> BIG BEN
Nickname for the Great Bell inside the Elizabeth Tower at the Palace of Westminster, one of the most recognizable landmarks in London.
Overview
Big Ben is the nickname of the Great Bell of the Great Clock of Westminster, housed at the top of the Elizabeth Tower at the north end of the Palace of Westminster in London. Although tourists and broadcasters often use "Big Ben" to refer to the entire clock tower, strictly speaking the name belongs only to the bell inside. The tower, the clock, and the bell together form one of the most famous landmarks in the United Kingdom and an enduring symbol of London.
Construction
The Palace of Westminster burned down in 1834, and the decision to rebuild it included plans for a new clock tower.
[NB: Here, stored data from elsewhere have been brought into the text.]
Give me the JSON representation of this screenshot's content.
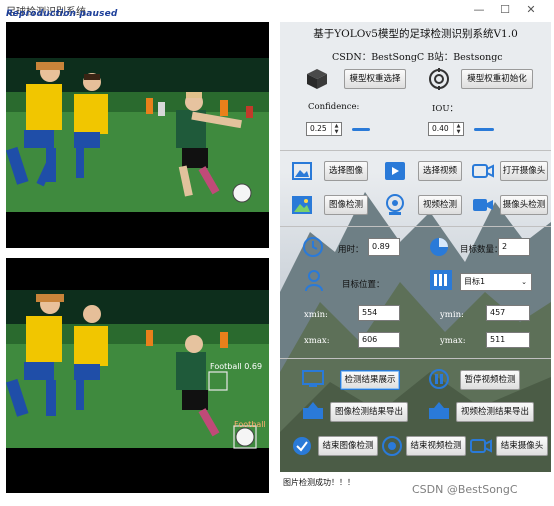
{
  "window": {
    "title": "足球检测识别系统",
    "overlay_text": "Reproduction paused",
    "controls": [
      "—",
      "☐",
      "✕"
    ]
  },
  "header": {
    "title": "基于YOLOv5模型的足球检测识别系统V1.0",
    "subtitle": "CSDN：BestSongC   B站：Bestsongc"
  },
  "model": {
    "select_label": "模型权重选择",
    "init_label": "模型权重初始化",
    "confidence_label": "Confidence:",
    "confidence_value": "0.25",
    "iou_label": "IOU：",
    "iou_value": "0.40"
  },
  "actions": {
    "select_image": "选择图像",
    "select_video": "选择视频",
    "open_camera": "打开摄像头",
    "image_detect": "图像检测",
    "video_detect": "视频检测",
    "camera_detect": "摄像头检测"
  },
  "info": {
    "time_label": "用时：",
    "time_value": "0.89",
    "count_label": "目标数量：",
    "count_value": "2",
    "position_label": "目标位置：",
    "target_select": "目标1",
    "xmin_label": "xmin:",
    "xmin_value": "554",
    "ymin_label": "ymin:",
    "ymin_value": "457",
    "xmax_label": "xmax:",
    "xmax_value": "606",
    "ymax_label": "ymax:",
    "ymax_value": "511"
  },
  "results": {
    "show_results": "检测结果展示",
    "pause_video": "暂停视频检测",
    "export_image": "图像检测结果导出",
    "export_video": "视频检测结果导出",
    "end_image": "结束图像检测",
    "end_video": "结束视频检测",
    "end_camera": "结束摄像头"
  },
  "detections": [
    {
      "label": "Football",
      "score": "0.69"
    },
    {
      "label": "Football",
      "score": ""
    }
  ],
  "status_text": "图片检测成功！！！",
  "watermark": "CSDN @BestSongC"
}
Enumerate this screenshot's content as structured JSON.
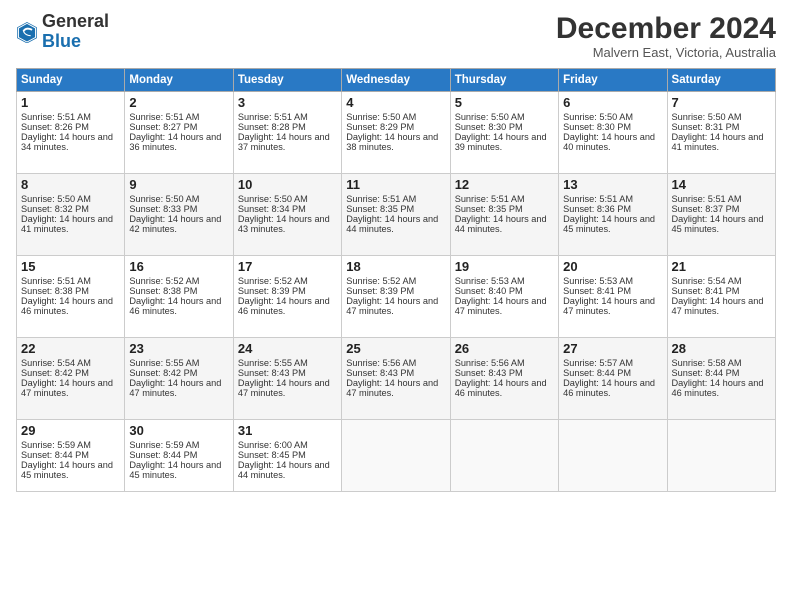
{
  "logo": {
    "general": "General",
    "blue": "Blue"
  },
  "title": "December 2024",
  "location": "Malvern East, Victoria, Australia",
  "days_header": [
    "Sunday",
    "Monday",
    "Tuesday",
    "Wednesday",
    "Thursday",
    "Friday",
    "Saturday"
  ],
  "weeks": [
    [
      {
        "day": "1",
        "sunrise": "Sunrise: 5:51 AM",
        "sunset": "Sunset: 8:26 PM",
        "daylight": "Daylight: 14 hours and 34 minutes."
      },
      {
        "day": "2",
        "sunrise": "Sunrise: 5:51 AM",
        "sunset": "Sunset: 8:27 PM",
        "daylight": "Daylight: 14 hours and 36 minutes."
      },
      {
        "day": "3",
        "sunrise": "Sunrise: 5:51 AM",
        "sunset": "Sunset: 8:28 PM",
        "daylight": "Daylight: 14 hours and 37 minutes."
      },
      {
        "day": "4",
        "sunrise": "Sunrise: 5:50 AM",
        "sunset": "Sunset: 8:29 PM",
        "daylight": "Daylight: 14 hours and 38 minutes."
      },
      {
        "day": "5",
        "sunrise": "Sunrise: 5:50 AM",
        "sunset": "Sunset: 8:30 PM",
        "daylight": "Daylight: 14 hours and 39 minutes."
      },
      {
        "day": "6",
        "sunrise": "Sunrise: 5:50 AM",
        "sunset": "Sunset: 8:30 PM",
        "daylight": "Daylight: 14 hours and 40 minutes."
      },
      {
        "day": "7",
        "sunrise": "Sunrise: 5:50 AM",
        "sunset": "Sunset: 8:31 PM",
        "daylight": "Daylight: 14 hours and 41 minutes."
      }
    ],
    [
      {
        "day": "8",
        "sunrise": "Sunrise: 5:50 AM",
        "sunset": "Sunset: 8:32 PM",
        "daylight": "Daylight: 14 hours and 41 minutes."
      },
      {
        "day": "9",
        "sunrise": "Sunrise: 5:50 AM",
        "sunset": "Sunset: 8:33 PM",
        "daylight": "Daylight: 14 hours and 42 minutes."
      },
      {
        "day": "10",
        "sunrise": "Sunrise: 5:50 AM",
        "sunset": "Sunset: 8:34 PM",
        "daylight": "Daylight: 14 hours and 43 minutes."
      },
      {
        "day": "11",
        "sunrise": "Sunrise: 5:51 AM",
        "sunset": "Sunset: 8:35 PM",
        "daylight": "Daylight: 14 hours and 44 minutes."
      },
      {
        "day": "12",
        "sunrise": "Sunrise: 5:51 AM",
        "sunset": "Sunset: 8:35 PM",
        "daylight": "Daylight: 14 hours and 44 minutes."
      },
      {
        "day": "13",
        "sunrise": "Sunrise: 5:51 AM",
        "sunset": "Sunset: 8:36 PM",
        "daylight": "Daylight: 14 hours and 45 minutes."
      },
      {
        "day": "14",
        "sunrise": "Sunrise: 5:51 AM",
        "sunset": "Sunset: 8:37 PM",
        "daylight": "Daylight: 14 hours and 45 minutes."
      }
    ],
    [
      {
        "day": "15",
        "sunrise": "Sunrise: 5:51 AM",
        "sunset": "Sunset: 8:38 PM",
        "daylight": "Daylight: 14 hours and 46 minutes."
      },
      {
        "day": "16",
        "sunrise": "Sunrise: 5:52 AM",
        "sunset": "Sunset: 8:38 PM",
        "daylight": "Daylight: 14 hours and 46 minutes."
      },
      {
        "day": "17",
        "sunrise": "Sunrise: 5:52 AM",
        "sunset": "Sunset: 8:39 PM",
        "daylight": "Daylight: 14 hours and 46 minutes."
      },
      {
        "day": "18",
        "sunrise": "Sunrise: 5:52 AM",
        "sunset": "Sunset: 8:39 PM",
        "daylight": "Daylight: 14 hours and 47 minutes."
      },
      {
        "day": "19",
        "sunrise": "Sunrise: 5:53 AM",
        "sunset": "Sunset: 8:40 PM",
        "daylight": "Daylight: 14 hours and 47 minutes."
      },
      {
        "day": "20",
        "sunrise": "Sunrise: 5:53 AM",
        "sunset": "Sunset: 8:41 PM",
        "daylight": "Daylight: 14 hours and 47 minutes."
      },
      {
        "day": "21",
        "sunrise": "Sunrise: 5:54 AM",
        "sunset": "Sunset: 8:41 PM",
        "daylight": "Daylight: 14 hours and 47 minutes."
      }
    ],
    [
      {
        "day": "22",
        "sunrise": "Sunrise: 5:54 AM",
        "sunset": "Sunset: 8:42 PM",
        "daylight": "Daylight: 14 hours and 47 minutes."
      },
      {
        "day": "23",
        "sunrise": "Sunrise: 5:55 AM",
        "sunset": "Sunset: 8:42 PM",
        "daylight": "Daylight: 14 hours and 47 minutes."
      },
      {
        "day": "24",
        "sunrise": "Sunrise: 5:55 AM",
        "sunset": "Sunset: 8:43 PM",
        "daylight": "Daylight: 14 hours and 47 minutes."
      },
      {
        "day": "25",
        "sunrise": "Sunrise: 5:56 AM",
        "sunset": "Sunset: 8:43 PM",
        "daylight": "Daylight: 14 hours and 47 minutes."
      },
      {
        "day": "26",
        "sunrise": "Sunrise: 5:56 AM",
        "sunset": "Sunset: 8:43 PM",
        "daylight": "Daylight: 14 hours and 46 minutes."
      },
      {
        "day": "27",
        "sunrise": "Sunrise: 5:57 AM",
        "sunset": "Sunset: 8:44 PM",
        "daylight": "Daylight: 14 hours and 46 minutes."
      },
      {
        "day": "28",
        "sunrise": "Sunrise: 5:58 AM",
        "sunset": "Sunset: 8:44 PM",
        "daylight": "Daylight: 14 hours and 46 minutes."
      }
    ],
    [
      {
        "day": "29",
        "sunrise": "Sunrise: 5:59 AM",
        "sunset": "Sunset: 8:44 PM",
        "daylight": "Daylight: 14 hours and 45 minutes."
      },
      {
        "day": "30",
        "sunrise": "Sunrise: 5:59 AM",
        "sunset": "Sunset: 8:44 PM",
        "daylight": "Daylight: 14 hours and 45 minutes."
      },
      {
        "day": "31",
        "sunrise": "Sunrise: 6:00 AM",
        "sunset": "Sunset: 8:45 PM",
        "daylight": "Daylight: 14 hours and 44 minutes."
      },
      {
        "day": "",
        "sunrise": "",
        "sunset": "",
        "daylight": ""
      },
      {
        "day": "",
        "sunrise": "",
        "sunset": "",
        "daylight": ""
      },
      {
        "day": "",
        "sunrise": "",
        "sunset": "",
        "daylight": ""
      },
      {
        "day": "",
        "sunrise": "",
        "sunset": "",
        "daylight": ""
      }
    ]
  ]
}
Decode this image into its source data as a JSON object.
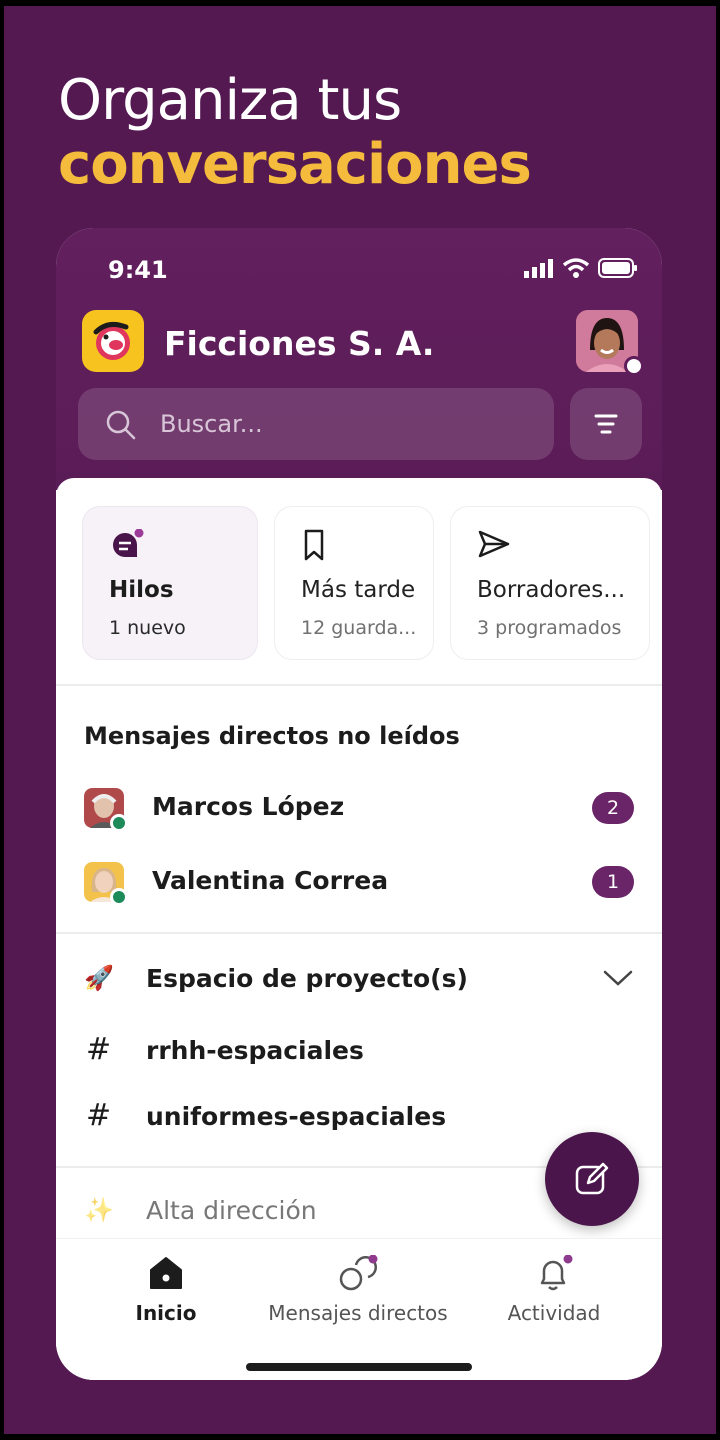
{
  "hero": {
    "line1": "Organiza tus",
    "line2": "conversaciones",
    "line2_color": "#f4bb3c"
  },
  "status_bar": {
    "time": "9:41"
  },
  "header": {
    "workspace_name": "Ficciones S. A.",
    "search_placeholder": "Buscar..."
  },
  "cards": [
    {
      "title": "Hilos",
      "subtitle": "1 nuevo",
      "icon": "threads-icon"
    },
    {
      "title": "Más tarde",
      "subtitle": "12 guarda...",
      "icon": "bookmark-icon"
    },
    {
      "title": "Borradores...",
      "subtitle": "3 programados",
      "icon": "send-icon"
    }
  ],
  "unread_dms": {
    "title": "Mensajes directos no leídos",
    "items": [
      {
        "name": "Marcos López",
        "count": "2"
      },
      {
        "name": "Valentina Correa",
        "count": "1"
      }
    ]
  },
  "sections": [
    {
      "emoji": "🚀",
      "title": "Espacio de proyecto(s)",
      "channels": [
        "rrhh-espaciales",
        "uniformes-espaciales"
      ]
    },
    {
      "emoji": "✨",
      "title": "Alta dirección"
    }
  ],
  "tabbar": {
    "home": "Inicio",
    "dms": "Mensajes directos",
    "activity": "Actividad"
  },
  "colors": {
    "background": "#541951",
    "accent": "#4a154b",
    "badge": "#6a2468",
    "online": "#1d8a5a"
  }
}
Architects Charles Barry and Augustus Pugin designed the tower in the Gothic Revival style to complement the rebuilt parliament. The clock itself was designed by the lawyer and amateur horologist Edmund Beckett Denison and the clockmaker Edward John Dent, with precision standards far ahead of their time: the Astronomer Royal specified that the first stroke of each hour must be accurate to within one second, a standard then considered impossible for a tower clock of that size. The Great Bell was cast at the Whitechapel Bell Foundry in 1858 after an earlier bell cracked during testing, and the clock began keeping time on May 31, 1859.
The Clock and the Bell
The Great Clock has four faces, each 7 meters in diameter, with minute hands more than 4 meters long. A small mechanism used to adjust the clock's speed by stacking or removing pre-decimal British pennies on its massive pendulum — a technique that survives to this day. The Great Bell weighs about 13.7 tons and strikes the hour on the note E. Four smaller quarter bells play the familiar Westminster Chimes every fifteen minutes, a melody adapted in 1793 for a clock at Great St Mary's Church in Cambridge. The name "Big Ben" is most likely a tribute to Sir Benjamin Hall, the Commissioner of Works when the bell was hung.
Legacy and Renovation
The chimes of Big Ben were broadcast live on BBC Radio beginning in 1923, and they have marked New Year's Eve, royal events, and moments of national mourning ever since. The tower was renamed the Elizabeth Tower in 2012 to mark Queen Elizabeth II's Diamond Jubilee; for most of its existence it had simply been called the Clock Tower. From 2017 to 2022, the tower underwent a major renovation that replaced the clock mechanism, restored the decorative stonework and Prussian-blue paint, and upgraded worker safety. During the work the bells were mostly silent, but they have since been fully restored to operation.
Did You Know?
- "Big Ben" is the nickname for the bell, not the tower.
- Old British pennies are still placed on the pendulum to fine-tune its speed.
- The tower was renamed the Elizabeth Tower in 2012 in honour of the Queen's Diamond Jubilee.
- The original Great Bell cracked during testing before a new one was cast.